Funny things happen to systems when you subject them to the real world
and real users.
:)
I think this is a complex problem and controls might be needed at several spots. I'd
be open to hearing ideas on this too. I've also been wondering if the audit daemon
might want to use control groups as a means of keeping itself scheduled for very busy
systems. But i'd like to hear other people's thoughts.
I agree on the complexity. At the very least though I'd think adding a
syslog-like function whereby it can assimilate same-event audits and
then submit one event like "1000 similar events like this" would be
good.
Likely 1000 isn't even enough. At one point we were getting well over
1500 AVCs/second over a period of days. On a weekend of course. :)

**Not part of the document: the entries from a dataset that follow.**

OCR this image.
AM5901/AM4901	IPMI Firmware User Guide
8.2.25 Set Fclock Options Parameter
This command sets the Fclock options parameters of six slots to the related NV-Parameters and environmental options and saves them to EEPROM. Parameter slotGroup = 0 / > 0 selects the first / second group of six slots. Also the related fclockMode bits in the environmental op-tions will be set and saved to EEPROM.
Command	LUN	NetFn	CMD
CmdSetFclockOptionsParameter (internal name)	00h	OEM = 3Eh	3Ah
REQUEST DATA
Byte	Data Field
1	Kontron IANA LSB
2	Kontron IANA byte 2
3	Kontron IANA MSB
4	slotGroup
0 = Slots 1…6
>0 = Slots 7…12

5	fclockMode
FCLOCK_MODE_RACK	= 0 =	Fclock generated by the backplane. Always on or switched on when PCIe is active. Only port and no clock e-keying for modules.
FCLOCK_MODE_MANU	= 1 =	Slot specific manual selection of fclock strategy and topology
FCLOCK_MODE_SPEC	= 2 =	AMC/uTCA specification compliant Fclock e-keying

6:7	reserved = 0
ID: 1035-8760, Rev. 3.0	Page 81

Actually we were able to process that amount. I have no data on the
number of drops.
Tends to add right up. And this is just one sending host (there are
others but they are not as busy). If I had multiples, the aggregating
machine would be overrun. As processors/hardware get faster, I assume
the AVC error rates will too.
In my case, the concern is that a valuable event will be dropped off the
queue due to others like I described taking all the resources. Even
though I have increased the audispd queue size and the priorities, at
some point saturation will inevitably occur.
Thanks again!
LCB
--
LC (Lenny) Bruzenak
lenny(a)magitekltd.com